New licenses, preventative measures for fraud and more in-depth investigations are just part of a massive overhaul of New South Wales' real estate industry – the biggest set of proposals in 20 years.
The NSW Government called for submissions for the Real Estate and Property Services Industry Reform Paper on November 7th, with a view to bringing the changes before parliament midway through next year. Whether you're searching for a family home or choosing a luxury apartment development as an investment, you're going to find changes that affect you – read on for the details.
Have your say on the review of the Australian Consumer Law. Comments & submissions are open now until 9 December: https://t.co/XumZVZOz6h
NSW Fair Trading (@NSW_FairTrading) November 2, 2016
What can you have your say on?
With the industry valued at around $15 billion by the NSW government, the proposed changes will have far-reaching impacts for anyone involved with real estate, in particular how you work with agents and how they are regulated. The adjustments on the table include the following:
- A new category of agent, "licensee in charge", which is subject to strict supervision
- Higher requirements for both conduct and accountability with reference to real estate agents
- More supervision for trust accounts (that hold your deposit when you purchase property)
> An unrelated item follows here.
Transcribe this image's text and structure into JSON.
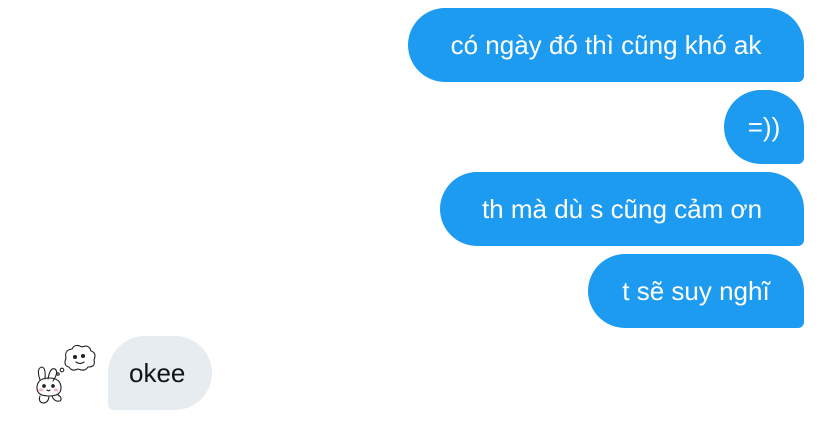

- Greater disciplinary powers to suspend or cancel licenses when the consumer faces significant levels of risk
"Consumers need certainty that suitably qualified agents are managing this process"
"Purchasing or selling a property is often a life-changing decision and consumers need certainty that suitably qualified agents are managing this process," noted Minister for Innovation and Better Regulation Victor Dominello.
With submissions only open until December 5, there isn't a lot of time to submit. Even if you don't have anything to add, the changes will be well worth following.
Ensuring the best service when you buy property
As NSW Fair Trading points out, and as you may have already experienced when buying or leasing luxury apartments, agents handle a lot of your money. As such, there needs to be a strong framework for best practice in ethics and competence in the real estate industry.
By engaging with the property agent industry as well as the wider public, the NSW government should put together a strong set of legislation to ensure that people can buy real estate with confidence in the people they're working with.
Some 70 per cent of people surveyed by CoreLogic RP Data in November thought that now was a good time to buy real estate, despite rising prices in most capital cities. With so many people keen on the market, it's more important than ever that we have the regulatory framework to make sure people can do so safely.